Leland Stanford performed the ritual hammering of a 17-carat gold spike that preceded the iron one in what the annals of American history call "The Ceremony of the Golden Spike". The spike was then removed for safe-keeping and now rests at Stanford University as a testament to this extraordinarily heady time in American life. All felt possible, unified and expansive. There was nothing this young, brash country could not do. The following prayer appears on one of the four sides of the spike: "May God continue the unity of our Country, as this Railroad unites the two great Oceans of the world."
There's something uniquely American about this moment. It's full of pride and optimism and hubris. It inspires, and at the same time, creates an expectation of excellence and perfection that seems wholly unattainable. Ironically, Stanford actually missed the spike when he leant down in his suit to hit it, but the telegraphic service immediately typed one word that spread like wildfire: "Done."

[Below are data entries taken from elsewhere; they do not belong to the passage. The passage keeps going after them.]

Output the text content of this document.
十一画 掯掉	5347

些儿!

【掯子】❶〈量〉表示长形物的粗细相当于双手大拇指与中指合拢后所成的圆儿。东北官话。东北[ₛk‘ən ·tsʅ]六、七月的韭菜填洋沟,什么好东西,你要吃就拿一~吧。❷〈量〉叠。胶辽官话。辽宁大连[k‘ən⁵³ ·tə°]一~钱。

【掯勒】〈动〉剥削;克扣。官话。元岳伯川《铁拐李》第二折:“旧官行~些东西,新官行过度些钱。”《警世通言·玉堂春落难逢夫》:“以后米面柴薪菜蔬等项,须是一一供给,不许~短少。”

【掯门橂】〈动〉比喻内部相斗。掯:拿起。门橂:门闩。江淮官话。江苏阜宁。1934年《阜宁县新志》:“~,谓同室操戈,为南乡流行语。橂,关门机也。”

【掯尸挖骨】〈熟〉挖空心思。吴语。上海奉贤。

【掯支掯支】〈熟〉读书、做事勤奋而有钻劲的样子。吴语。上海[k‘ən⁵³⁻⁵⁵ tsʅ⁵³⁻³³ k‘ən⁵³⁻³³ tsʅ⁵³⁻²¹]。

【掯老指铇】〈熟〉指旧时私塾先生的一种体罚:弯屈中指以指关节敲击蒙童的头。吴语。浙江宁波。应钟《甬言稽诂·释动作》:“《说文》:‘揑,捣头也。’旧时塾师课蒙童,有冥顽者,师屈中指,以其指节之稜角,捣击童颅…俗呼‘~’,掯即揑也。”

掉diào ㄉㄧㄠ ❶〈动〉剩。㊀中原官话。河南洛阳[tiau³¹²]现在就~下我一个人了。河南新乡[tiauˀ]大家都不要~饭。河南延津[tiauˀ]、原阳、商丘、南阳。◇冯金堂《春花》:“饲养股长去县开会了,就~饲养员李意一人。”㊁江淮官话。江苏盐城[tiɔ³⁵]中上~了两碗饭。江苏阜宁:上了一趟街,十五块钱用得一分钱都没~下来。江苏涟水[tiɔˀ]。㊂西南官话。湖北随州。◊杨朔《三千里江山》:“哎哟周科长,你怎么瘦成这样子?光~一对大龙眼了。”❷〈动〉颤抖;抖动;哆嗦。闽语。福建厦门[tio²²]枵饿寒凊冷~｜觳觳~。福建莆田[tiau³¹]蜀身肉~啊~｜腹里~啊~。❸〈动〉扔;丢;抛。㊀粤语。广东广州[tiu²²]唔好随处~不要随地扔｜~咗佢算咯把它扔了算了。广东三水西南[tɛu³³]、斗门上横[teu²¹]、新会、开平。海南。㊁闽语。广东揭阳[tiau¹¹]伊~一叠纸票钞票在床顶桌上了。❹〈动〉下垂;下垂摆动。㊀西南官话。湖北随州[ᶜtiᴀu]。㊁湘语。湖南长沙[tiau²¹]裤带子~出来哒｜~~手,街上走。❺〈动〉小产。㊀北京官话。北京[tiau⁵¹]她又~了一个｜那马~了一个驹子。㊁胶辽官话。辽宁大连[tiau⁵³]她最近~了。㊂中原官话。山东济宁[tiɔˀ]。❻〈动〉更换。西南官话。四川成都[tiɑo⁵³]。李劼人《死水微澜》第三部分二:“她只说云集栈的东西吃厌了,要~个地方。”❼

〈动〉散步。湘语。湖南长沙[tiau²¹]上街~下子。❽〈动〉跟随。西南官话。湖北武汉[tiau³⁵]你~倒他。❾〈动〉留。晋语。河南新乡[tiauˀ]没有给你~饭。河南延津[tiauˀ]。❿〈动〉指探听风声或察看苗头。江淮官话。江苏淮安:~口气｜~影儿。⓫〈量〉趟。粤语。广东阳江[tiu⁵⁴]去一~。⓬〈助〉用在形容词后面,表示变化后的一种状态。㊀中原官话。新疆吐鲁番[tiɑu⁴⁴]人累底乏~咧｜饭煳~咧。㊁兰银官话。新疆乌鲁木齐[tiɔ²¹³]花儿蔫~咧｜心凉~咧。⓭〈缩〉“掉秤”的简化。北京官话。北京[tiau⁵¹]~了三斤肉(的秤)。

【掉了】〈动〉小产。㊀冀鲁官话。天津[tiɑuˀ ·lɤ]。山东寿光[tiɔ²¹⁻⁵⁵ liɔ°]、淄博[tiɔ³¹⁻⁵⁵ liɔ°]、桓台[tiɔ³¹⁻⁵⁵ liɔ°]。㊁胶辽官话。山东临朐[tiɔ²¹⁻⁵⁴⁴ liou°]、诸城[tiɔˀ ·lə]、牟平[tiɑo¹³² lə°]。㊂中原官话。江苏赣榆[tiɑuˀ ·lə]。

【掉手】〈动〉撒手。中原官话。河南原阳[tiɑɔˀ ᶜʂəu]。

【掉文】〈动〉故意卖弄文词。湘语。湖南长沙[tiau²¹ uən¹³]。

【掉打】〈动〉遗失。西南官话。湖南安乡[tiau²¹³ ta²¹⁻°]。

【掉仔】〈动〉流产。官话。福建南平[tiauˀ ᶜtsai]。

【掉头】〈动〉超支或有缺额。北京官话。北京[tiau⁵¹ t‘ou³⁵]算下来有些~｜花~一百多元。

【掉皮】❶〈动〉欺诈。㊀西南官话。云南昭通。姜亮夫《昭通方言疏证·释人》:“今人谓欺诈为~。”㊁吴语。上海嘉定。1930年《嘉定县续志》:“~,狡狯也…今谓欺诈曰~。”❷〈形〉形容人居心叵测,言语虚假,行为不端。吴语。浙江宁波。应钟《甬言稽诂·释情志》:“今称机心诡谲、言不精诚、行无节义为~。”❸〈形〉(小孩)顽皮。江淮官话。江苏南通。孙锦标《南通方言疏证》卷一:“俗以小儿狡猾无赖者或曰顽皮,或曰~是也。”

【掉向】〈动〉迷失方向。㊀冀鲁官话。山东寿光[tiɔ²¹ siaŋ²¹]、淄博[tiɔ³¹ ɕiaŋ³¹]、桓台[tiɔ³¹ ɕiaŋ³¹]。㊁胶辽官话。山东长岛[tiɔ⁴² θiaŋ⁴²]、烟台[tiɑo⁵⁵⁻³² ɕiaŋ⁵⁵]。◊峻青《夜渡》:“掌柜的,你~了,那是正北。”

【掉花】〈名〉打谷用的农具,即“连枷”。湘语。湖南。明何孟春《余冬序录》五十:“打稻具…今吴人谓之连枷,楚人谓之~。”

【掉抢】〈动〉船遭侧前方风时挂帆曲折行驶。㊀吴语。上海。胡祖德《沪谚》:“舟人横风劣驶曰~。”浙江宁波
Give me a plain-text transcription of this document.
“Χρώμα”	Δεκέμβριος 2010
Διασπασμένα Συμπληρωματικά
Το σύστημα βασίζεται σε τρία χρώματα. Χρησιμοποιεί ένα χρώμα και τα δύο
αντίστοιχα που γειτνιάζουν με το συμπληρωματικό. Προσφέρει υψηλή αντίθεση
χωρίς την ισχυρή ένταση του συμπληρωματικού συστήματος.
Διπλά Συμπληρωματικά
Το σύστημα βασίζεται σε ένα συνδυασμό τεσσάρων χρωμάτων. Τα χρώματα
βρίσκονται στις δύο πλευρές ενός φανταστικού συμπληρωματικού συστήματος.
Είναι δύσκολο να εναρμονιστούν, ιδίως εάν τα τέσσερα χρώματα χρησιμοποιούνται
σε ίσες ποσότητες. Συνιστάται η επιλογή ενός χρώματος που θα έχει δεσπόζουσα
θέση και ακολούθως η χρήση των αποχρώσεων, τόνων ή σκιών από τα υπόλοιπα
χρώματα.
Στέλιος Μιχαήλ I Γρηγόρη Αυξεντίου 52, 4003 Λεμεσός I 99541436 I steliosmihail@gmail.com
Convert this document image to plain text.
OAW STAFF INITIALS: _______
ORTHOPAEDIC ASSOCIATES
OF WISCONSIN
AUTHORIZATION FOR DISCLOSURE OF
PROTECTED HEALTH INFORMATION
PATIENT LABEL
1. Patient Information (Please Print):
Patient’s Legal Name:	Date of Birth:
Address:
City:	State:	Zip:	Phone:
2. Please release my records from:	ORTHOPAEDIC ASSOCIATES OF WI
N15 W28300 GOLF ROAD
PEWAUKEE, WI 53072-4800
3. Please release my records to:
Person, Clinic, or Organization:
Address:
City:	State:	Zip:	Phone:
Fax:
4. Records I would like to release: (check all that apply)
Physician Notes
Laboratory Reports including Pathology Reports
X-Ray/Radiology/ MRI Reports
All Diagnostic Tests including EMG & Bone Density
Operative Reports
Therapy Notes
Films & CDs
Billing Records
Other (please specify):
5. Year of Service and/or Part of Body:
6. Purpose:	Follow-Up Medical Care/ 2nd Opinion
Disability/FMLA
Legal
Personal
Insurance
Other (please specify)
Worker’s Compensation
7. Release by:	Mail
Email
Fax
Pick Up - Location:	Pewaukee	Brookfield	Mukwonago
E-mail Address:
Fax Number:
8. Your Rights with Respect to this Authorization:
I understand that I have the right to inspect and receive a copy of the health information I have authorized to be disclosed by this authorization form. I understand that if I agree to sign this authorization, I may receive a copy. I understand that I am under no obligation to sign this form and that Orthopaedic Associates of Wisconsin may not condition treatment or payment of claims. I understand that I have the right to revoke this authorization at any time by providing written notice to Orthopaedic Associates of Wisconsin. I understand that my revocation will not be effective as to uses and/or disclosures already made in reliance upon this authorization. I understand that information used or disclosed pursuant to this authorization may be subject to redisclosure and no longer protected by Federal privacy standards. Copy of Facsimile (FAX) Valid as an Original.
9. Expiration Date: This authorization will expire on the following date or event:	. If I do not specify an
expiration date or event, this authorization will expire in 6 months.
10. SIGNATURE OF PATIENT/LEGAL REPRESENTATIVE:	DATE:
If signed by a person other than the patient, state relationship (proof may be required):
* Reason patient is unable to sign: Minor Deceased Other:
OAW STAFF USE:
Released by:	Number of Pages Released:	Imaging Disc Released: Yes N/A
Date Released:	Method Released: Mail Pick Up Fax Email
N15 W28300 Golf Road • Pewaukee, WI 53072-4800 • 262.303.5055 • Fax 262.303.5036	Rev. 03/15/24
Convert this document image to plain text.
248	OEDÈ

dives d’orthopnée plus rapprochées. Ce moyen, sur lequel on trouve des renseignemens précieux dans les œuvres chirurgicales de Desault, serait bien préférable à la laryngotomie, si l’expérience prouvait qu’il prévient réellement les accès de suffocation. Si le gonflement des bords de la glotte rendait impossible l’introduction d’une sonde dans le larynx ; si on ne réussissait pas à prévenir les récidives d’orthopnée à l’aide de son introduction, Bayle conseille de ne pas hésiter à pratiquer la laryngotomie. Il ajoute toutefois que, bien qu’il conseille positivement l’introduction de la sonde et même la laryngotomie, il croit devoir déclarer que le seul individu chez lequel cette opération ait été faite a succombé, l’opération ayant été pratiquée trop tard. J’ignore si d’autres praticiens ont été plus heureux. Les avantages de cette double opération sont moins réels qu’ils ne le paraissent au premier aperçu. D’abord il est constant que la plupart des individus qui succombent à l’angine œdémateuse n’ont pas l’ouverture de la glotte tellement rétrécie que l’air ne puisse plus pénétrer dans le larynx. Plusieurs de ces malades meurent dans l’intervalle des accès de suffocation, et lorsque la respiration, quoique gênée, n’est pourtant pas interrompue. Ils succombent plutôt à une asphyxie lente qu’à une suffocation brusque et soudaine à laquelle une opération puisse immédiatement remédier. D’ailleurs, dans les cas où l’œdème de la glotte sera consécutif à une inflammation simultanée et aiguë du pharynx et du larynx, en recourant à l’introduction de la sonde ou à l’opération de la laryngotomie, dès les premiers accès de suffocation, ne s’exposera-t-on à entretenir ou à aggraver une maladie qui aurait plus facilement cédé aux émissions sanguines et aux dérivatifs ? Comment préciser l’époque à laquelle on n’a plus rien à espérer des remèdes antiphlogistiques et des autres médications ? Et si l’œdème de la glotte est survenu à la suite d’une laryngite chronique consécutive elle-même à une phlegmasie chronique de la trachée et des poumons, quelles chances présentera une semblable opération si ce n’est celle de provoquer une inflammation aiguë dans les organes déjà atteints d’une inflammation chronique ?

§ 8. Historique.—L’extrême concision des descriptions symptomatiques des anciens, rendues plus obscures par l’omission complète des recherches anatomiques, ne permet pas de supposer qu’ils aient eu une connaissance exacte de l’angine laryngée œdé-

I'm not a great speller and often find that "united" in my hand quickly becomes "untied," indicating the very opposite of its original meaning. When it is highlighted on my computer's spellcheck, it puts the mistake into sharp focus. It's a linguistic turn that expresses my own jaded feelings of what it's like to live in America right now, in the same season of the year, 147 years later.
We used to celebrate what united us. The celebrations, at least during this election year, seem to divide us, the Jewish community no less than any other. Our differences on guns and abortion, big or small government, the minimum wage and immigration have created a veritable impasse. It seems no spike, not even a golden one, can bridge this distance.
I live in a vibrant Jewish community about 16 miles from the White House. Politics is inescapable here and the subject of too many Shabbat table conversations. It seems that in Washington, D.C. even nursery school children can tell you how many delegates each candidate has. Pundits abound and multiply. Dividing lines are drawn quickly and rarely crossed. In this morning's paper, there's more on Hillary's e-mails and Donald's latest verbal assault. An image comes to mind.
It's not the spike that joined us. It's a small decorative flourish that tops the Trump family crest, no doubt a modern invention created to give an old-world patina to new-world money. A clenched fist holds a spear that rises out of the crest. It seems to be a warning. Things will get ugly. They are already ugly In contrast, to the spike and spear, Jews have an alternate symbol of strength straight out of the Hebrew Bible: the staff. Although it shares a similar base shape to the spear, its top gently slopes so that it does no damage. Unlike the spear, the staff communicates no violence. It's not a symbol of power, but of influence.
In Exodus 3, Moses told God he could not lead. God asked him one question: "What is in your hand?" In Hebrew, Moses replied with one word: a staff. In other words, whatever you have within you will enable you to lead: divine inspiration, the power of persuasion, the gift of a mission, the heartache of injustice.
A shepherd uses a staff to distinguish himself, to create height and direction. Shepherds also lead from behind to consider the terrain and weather, protect strays from predators and the flock from danger. A shepherd cannot speak the language of his flock, so shepherds must be self-reliant and comfortable being alone.
No matter, there is always God, who in Psalm 23, is also called a shepherd.
These will be long months ahead. What do you think of us in the colonies right now? I'm embarrassed. Personally, I long for the staff. I'd even make do with a spike. But then again it seems that right now, you have your own problems.